Philosophers and Poets

Wittgenstein said that “the civil status of a contradiction” is the philosophical problem (PI§125). The philosopher’s problem is to sort out how we got into a contradiction and how we might proceed — how we “can go on,” as he put it. Following Ezra Pound, I have long argued that the poet’s problem can be expressed analogously as “the civil status of seduction”. In his writings on the Troubadours, Pound argued that they struggled to find fit words to express the sufferings of lovers otherwise embroiled in a variety of ambient intrigue, including their, let us say, official or “civil” unions, their formal marriages. “Courtly love” was the sort of passion you could pursue in a royal court, while observing your official duties. “Official wisdom”, we might say, is the logic of mainstream science. Poets and philosophers, in any case, use language to make the complexities of civil, public life explicit. They make them subjects and objects of discourse.

So, just as you can think of yourself as a “boxer” or a “dancer” when writing, perhaps you can think of yourself as a philosopher or a poet. In fact, there may be some natural overlap between these categories.

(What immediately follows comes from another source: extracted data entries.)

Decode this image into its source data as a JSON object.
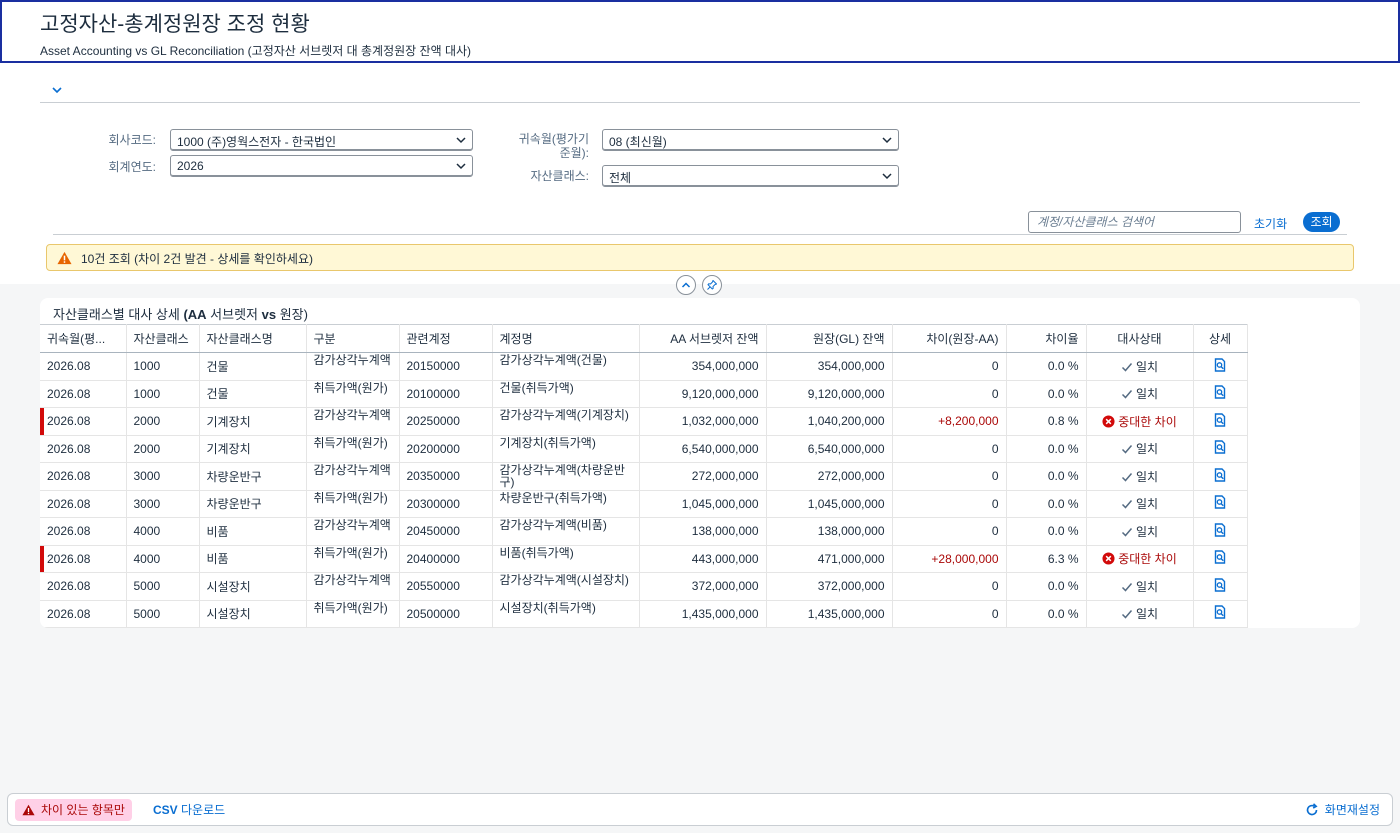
{
  "header": {
    "title": "고정자산-총계정원장 조정 현황",
    "subtitle": "Asset Accounting vs GL Reconciliation (고정자산 서브렛저 대 총계정원장 잔액 대사)"
  },
  "filters": {
    "company_label": "회사코드:",
    "company_value": "1000 (주)영웍스전자 - 한국법인",
    "year_label": "회계연도:",
    "year_value": "2026",
    "period_label_1": "귀속월(평가기",
    "period_label_2": "준월):",
    "period_value": "08 (최신월)",
    "class_label": "자산클래스:",
    "class_value": "전체",
    "search_placeholder": "계정/자산클래스 검색어",
    "reset_label": "초기화",
    "go_label": "조회"
  },
  "message": {
    "text": "10건 조회 (차이 2건 발견 - 상세를 확인하세요)",
    "type": "warning"
  },
  "table": {
    "title_pre": "자산클래스별 대사 상세 ",
    "title_b1": "(AA",
    "title_mid": " 서브렛저 ",
    "title_b2": "vs",
    "title_post": " 원장)",
    "columns": [
      "귀속월(평...",
      "자산클래스",
      "자산클래스명",
      "구분",
      "관련계정",
      "계정명",
      "AA 서브렛저 잔액",
      "원장(GL) 잔액",
      "차이(원장-AA)",
      "차이율",
      "대사상태",
      "상세"
    ],
    "rows": [
      {
        "period": "2026.08",
        "class": "1000",
        "class_name": "건물",
        "type": "감가상각누계액",
        "account": "20150000",
        "account_name": "감가상각누계액(건물)",
        "aa": "354,000,000",
        "gl": "354,000,000",
        "diff": "0",
        "rate": "0.0 %",
        "status": "일치",
        "error": false
      },
      {
        "period": "2026.08",
        "class": "1000",
        "class_name": "건물",
        "type": "취득가액(원가)",
        "account": "20100000",
        "account_name": "건물(취득가액)",
        "aa": "9,120,000,000",
        "gl": "9,120,000,000",
        "diff": "0",
        "rate": "0.0 %",
        "status": "일치",
        "error": false
      },
      {
        "period": "2026.08",
        "class": "2000",
        "class_name": "기계장치",
        "type": "감가상각누계액",
        "account": "20250000",
        "account_name": "감가상각누계액(기계장치)",
        "aa": "1,032,000,000",
        "gl": "1,040,200,000",
        "diff": "+8,200,000",
        "rate": "0.8 %",
        "status": "중대한 차이",
        "error": true
      },
      {
        "period": "2026.08",
        "class": "2000",
        "class_name": "기계장치",
        "type": "취득가액(원가)",
        "account": "20200000",
        "account_name": "기계장치(취득가액)",
        "aa": "6,540,000,000",
        "gl": "6,540,000,000",
        "diff": "0",
        "rate": "0.0 %",
        "status": "일치",
        "error": false
      },
      {
        "period": "2026.08",
        "class": "3000",
        "class_name": "차량운반구",
        "type": "감가상각누계액",
        "account": "20350000",
        "account_name": "감가상각누계액(차량운반구)",
        "aa": "272,000,000",
        "gl": "272,000,000",
        "diff": "0",
        "rate": "0.0 %",
        "status": "일치",
        "error": false
      },
      {
        "period": "2026.08",
        "class": "3000",
        "class_name": "차량운반구",
        "type": "취득가액(원가)",
        "account": "20300000",
        "account_name": "차량운반구(취득가액)",
        "aa": "1,045,000,000",
        "gl": "1,045,000,000",
        "diff": "0",
        "rate": "0.0 %",
        "status": "일치",
        "error": false
      },
      {
        "period": "2026.08",
        "class": "4000",
        "class_name": "비품",
        "type": "감가상각누계액",
        "account": "20450000",
        "account_name": "감가상각누계액(비품)",
        "aa": "138,000,000",
        "gl": "138,000,000",
        "diff": "0",
        "rate": "0.0 %",
        "status": "일치",
        "error": false
      },
      {
        "period": "2026.08",
        "class": "4000",
        "class_name": "비품",
        "type": "취득가액(원가)",
        "account": "20400000",
        "account_name": "비품(취득가액)",
        "aa": "443,000,000",
        "gl": "471,000,000",
        "diff": "+28,000,000",
        "rate": "6.3 %",
        "status": "중대한 차이",
        "error": true
      },
      {
        "period": "2026.08",
        "class": "5000",
        "class_name": "시설장치",
        "type": "감가상각누계액",
        "account": "20550000",
        "account_name": "감가상각누계액(시설장치)",
        "aa": "372,000,000",
        "gl": "372,000,000",
        "diff": "0",
        "rate": "0.0 %",
        "status": "일치",
        "error": false
      },
      {
        "period": "2026.08",
        "class": "5000",
        "class_name": "시설장치",
        "type": "취득가액(원가)",
        "account": "20500000",
        "account_name": "시설장치(취득가액)",
        "aa": "1,435,000,000",
        "gl": "1,435,000,000",
        "diff": "0",
        "rate": "0.0 %",
        "status": "일치",
        "error": false
      }
    ]
  },
  "footer": {
    "diff_only_label": "차이 있는 항목만",
    "csv_b": "CSV",
    "csv_rest": " 다운로드",
    "refresh_label": "화면재설정"
  },
  "colors": {
    "accent": "#0a6ed1",
    "error": "#aa0808",
    "error_bar": "#d20a0a",
    "warning_bg": "#fff8d6"
  }
}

Boxers, let’s say, “contradict” each other, while a dance is always at some level a “seduction”. A philosopher is trying to “win” the argument by arriving at some truth at the end of a deduction or chain of reasoning. I will leave it to Ezra Pound to explain the problems of the thirteenth-century troubadours:

After the compositions of Vidal, Rudel, Ventadour, of Bornelh and Bertrans de Born and Arnaut Daniel, there seemed little chance of doing distinctive work in the ‘canzon de l’amour courtois’. There was no way, or at least there was no man in Provence capable of finding a new way of saying in six closely rhymed strophes that a certain girl, matron or widow was like a certain set of things, and that the troubadour’s virtues were like another set, and that all this was very sorrowful or otherwise, and that there was but one obvious remedy. (Literary Essays, p. 102)

My students no doubt struggle to find a new and distinctive way to conceptualize, analyze and discuss a topic in five coherent paragraphs. But formal requirements, I try to tell them, can be your friend. In all cases, we are trying move the other. As writers, we try to move our reader; but we are not just trying to move them anywhere, we’re not flailing endlessly in an open space, in chaos, hoping we’ll get somewhere. Thinking of yourself as a boxer or a dancer (or a bit of both) lets you take up a “stance”, in the “ring” or on the “floor” of the page, where your problem is better defined. Thinking of yourself as a philosopher or a poet within a literary order might help you find your style.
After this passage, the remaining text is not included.